Location
- 10325 Bandera Road San Antonio, Texas 78250 United States

Information
- Established: 2014; 12 years ago
- Locale: Urban
- NCES District ID: 4800053
- Educational authority: Texas Education Agency
- CEEB code: 440418
- NCES School ID: 480005313163
- Director: Sedrick Keyes (6-12)
- Teaching staff: 27.96 (FTE)
- Grades: K-12
- Enrollment: 608 (2024-2025)
- • Kindergarten: 59
- • Grade 1: 54
- • Grade 2: 49
- • Grade 3: 56
- • Grade 4: 54
- • Grade 5: 45
- • Grade 6: 50
- • Grade 7: 42
- • Grade 8: 53
- • Grade 9: 42
- • Grade 10: 34
- • Grade 11: 42
- • Grade 12: 28
- Student to teacher ratio: 21.75
- Colors: Silver and Blue
- Mascot: Seagull
- Website: annefrankia.com

= Anne Frank Inspire Academy =

Public K-12 charter school in Texas

Anne Frank Inspire Academy (AFIA) is a public K-12 charter school in San Antonio, operated by Braination (formerly John H. Wood Jr. Public Charter District).

The original campus, Bandera Road, has grades K-12. It is in proximity to Helotes and was named after Anne Frank. The school also has a K-8 campus, NW Military.

==History==
AFIA opened in 2014 with 150 middle school students. 220 applications for admission were submitted to the school by April 2013. It was the first non-residential charter school operated by the district. The school had a cost of $5.5 million; funds used to establish the school originated in savings amassed from government funds for the disciplinary schools, and the establishment used almost all of the district's savings. Braination closed one of its existing schools, located in a detention center in Post, Texas, and gave its state campus identification number to Frank because its charter limited it to operating six schools. In 2014 the school had seven teachers, what are called "facilitators", with all but one having prior significant teaching experience.

Its Bandera Road elementary school facility and 9th grade were scheduled to open in fall 2015.

Due to Bandera Road becoming at capacity, the second campus, NW military, opened in 2021 with grades K-4, with each new grade opening each subsequent year until it has K-8. The previous entity in that building was another charter school that moved elsewhere.

==Student body==
Admission is by lottery; As of 2014 the majority of the students resided in the Northside Independent School District (NISD), as the school is within the district's territory. As of 2019 the school had 400 students.

==Campuses==
The Bandera Road facility, designed by Fielding Nair, Intl. Architects and built by RVK Architects, has 17310 sqft of space. The school was designed to have extracurricular activities and includes a plaza, a nature trail, a pond, and a treehouse. Pete Nelson, a treehouse builder from Portland, Oregon, built the treehouse.

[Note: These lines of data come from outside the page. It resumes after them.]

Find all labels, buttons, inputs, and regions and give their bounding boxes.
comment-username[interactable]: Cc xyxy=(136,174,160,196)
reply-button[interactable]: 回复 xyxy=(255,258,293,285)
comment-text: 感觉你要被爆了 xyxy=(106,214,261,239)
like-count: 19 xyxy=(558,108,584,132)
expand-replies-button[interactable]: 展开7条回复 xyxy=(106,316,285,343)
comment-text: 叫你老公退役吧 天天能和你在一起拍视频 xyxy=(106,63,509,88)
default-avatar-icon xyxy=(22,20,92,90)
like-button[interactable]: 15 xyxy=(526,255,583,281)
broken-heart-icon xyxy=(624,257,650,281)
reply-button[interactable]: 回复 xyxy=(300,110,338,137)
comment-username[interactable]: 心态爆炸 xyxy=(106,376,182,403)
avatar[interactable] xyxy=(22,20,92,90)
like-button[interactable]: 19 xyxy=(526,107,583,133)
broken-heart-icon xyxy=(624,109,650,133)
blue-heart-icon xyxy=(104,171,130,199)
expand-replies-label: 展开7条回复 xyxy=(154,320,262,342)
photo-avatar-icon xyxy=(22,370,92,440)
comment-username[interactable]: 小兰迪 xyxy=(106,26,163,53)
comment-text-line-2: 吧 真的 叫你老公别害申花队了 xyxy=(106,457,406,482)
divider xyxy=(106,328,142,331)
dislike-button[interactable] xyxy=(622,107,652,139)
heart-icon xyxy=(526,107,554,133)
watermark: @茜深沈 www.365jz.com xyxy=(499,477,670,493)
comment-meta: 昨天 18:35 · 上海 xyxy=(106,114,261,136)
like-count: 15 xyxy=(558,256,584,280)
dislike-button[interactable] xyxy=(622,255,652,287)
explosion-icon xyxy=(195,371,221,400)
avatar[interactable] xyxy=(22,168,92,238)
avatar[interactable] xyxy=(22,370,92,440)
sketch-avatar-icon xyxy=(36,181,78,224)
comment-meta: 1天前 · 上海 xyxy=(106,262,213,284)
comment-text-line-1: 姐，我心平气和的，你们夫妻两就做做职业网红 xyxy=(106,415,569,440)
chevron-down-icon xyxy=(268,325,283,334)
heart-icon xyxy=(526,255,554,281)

==Curriculum and operations==
Teachers are known as "facilitators" at this school. Learning is self-directed, with students meeting advisors and attending teacher-directed seminars each morning before starting work. Students may engage in tutoring, work in small groups, or work by themselves. Therefore, the school lacks a bell schedule, as well as desks and hallways seen in traditional middle schools. Students described the movement throughout the school as "controlled chaos". As of mid-2025, the school has taken to referring to the former High School and Middle School buildings as the "Steam building" and "Humanities building" respectively. Following this change, students in grades 6th-12th grade now traverse between these two buildings several times per school day, with the STEAM building dedicated to Science, Technology, Engineering, and Mathematical subjects, while the Humanities building is dedicated to subjects such as history and English. School hours span from 8:00 AM to 4:00 PM, with lunch beginning at around 12:00 depending on grade level (high school & middle school), requiring students to sign in at the front desk of either the elementary building or Humanities building for grades 6th-12th if arriving later than 7:45. Typically, students do not have mandatory fridays, as the school implements a "focus friday", in which students are only required to attend school if they are not caught up academically. Occasionally, a Friday will be mandatory, typically if a holiday that would have dismissed school falls earlier that same week.

==Athletics==
The school planned to have art, computer, and robotics elective courses. In 2014 the school had no plans to have athletics. The school does have informal athletic programs operated as clubs.